Now, Mayo’s decision to choose college rather than wait for colleges to choose him and the reaction to that fact is also not inherently racial. There are all sorts of examples of athletes, Black and White, getting slammed for refusing to play for the team that drafted them (JD Drew being a classic example), and part of that has to do with the expectations that fans of American team sports have about how athletes should show their gratitude for their great good fortune.

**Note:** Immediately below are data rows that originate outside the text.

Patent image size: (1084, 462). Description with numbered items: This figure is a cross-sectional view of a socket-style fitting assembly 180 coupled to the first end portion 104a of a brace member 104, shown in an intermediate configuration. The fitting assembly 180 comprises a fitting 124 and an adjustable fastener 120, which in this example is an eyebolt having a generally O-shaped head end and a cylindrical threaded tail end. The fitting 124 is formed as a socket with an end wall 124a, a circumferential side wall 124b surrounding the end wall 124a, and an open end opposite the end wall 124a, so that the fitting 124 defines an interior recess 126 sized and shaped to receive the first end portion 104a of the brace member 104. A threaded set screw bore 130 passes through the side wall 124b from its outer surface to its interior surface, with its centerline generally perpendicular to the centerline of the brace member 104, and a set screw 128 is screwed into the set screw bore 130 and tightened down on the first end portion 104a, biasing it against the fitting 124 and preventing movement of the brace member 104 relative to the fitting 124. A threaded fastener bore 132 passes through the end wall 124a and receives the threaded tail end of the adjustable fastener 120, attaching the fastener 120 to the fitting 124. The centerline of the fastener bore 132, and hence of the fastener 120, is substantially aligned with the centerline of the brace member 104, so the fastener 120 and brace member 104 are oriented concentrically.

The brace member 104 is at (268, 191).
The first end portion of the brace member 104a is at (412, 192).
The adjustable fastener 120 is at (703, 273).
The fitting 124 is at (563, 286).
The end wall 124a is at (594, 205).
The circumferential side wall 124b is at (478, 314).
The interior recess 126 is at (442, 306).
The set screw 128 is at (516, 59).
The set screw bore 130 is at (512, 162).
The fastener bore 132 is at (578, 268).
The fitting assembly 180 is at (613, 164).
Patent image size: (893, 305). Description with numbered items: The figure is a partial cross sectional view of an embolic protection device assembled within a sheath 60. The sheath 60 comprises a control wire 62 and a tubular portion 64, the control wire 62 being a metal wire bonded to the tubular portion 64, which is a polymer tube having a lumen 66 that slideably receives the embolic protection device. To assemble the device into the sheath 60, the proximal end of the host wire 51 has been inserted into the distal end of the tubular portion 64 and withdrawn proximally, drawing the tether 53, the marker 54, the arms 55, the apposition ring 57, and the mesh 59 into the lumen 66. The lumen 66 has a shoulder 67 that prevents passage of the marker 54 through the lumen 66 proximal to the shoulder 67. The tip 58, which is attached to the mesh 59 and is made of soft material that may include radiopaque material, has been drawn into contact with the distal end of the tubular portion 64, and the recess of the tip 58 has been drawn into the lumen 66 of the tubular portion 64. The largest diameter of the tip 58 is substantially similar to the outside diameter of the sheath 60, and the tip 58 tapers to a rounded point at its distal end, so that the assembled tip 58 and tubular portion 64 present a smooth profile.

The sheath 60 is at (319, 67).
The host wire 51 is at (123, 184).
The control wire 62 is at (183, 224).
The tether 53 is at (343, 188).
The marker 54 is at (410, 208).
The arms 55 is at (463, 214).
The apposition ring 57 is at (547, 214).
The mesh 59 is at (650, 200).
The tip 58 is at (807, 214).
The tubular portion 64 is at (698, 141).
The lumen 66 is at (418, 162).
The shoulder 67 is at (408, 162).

But, the problem with branding an entire era the Mayo era, in addition to its obviously absurd, over-the-top character, is that it plays on still simmering racial resentments felt across the length and breadth of this land, wherein a better, more orderly past is giving way to a more uncertain and dangerous future and the face of that future is, for many, a menacing face that looks different from the faces we associate with tradition, order and the good in America. It’s easy to stir people’s racial and ethnic animus when one preys upon their anxiety and uncertainty in this way, even if one doesn’t mean to.

Simmons has since backed off his views of Mayo. By the middle of Mayo’s freshman year in college, the 2007-08 season, Simmons was describing in glowing terms Mayo’s abilities as a basketball player, including his court awareness and all around strong play. So what changed? Simmons has never been a fan of Tim Floyd, so he’d be hard-pressed to argue that Floyd was somehow responsible for Mayo’s maturation during his one season under Floyd’s tutelage. The truth is this: there’s was never any serious basis for hating on Mayo to the degree that Simmons, Wilbon and their many brethren in the sports commentariat did? The “appalling” and “sickening” behaviors to which they referred were, in truth, utter trivialities. But athlete demonization remains a fixture of sports commentary. And more often than not, Black athletes are its targets.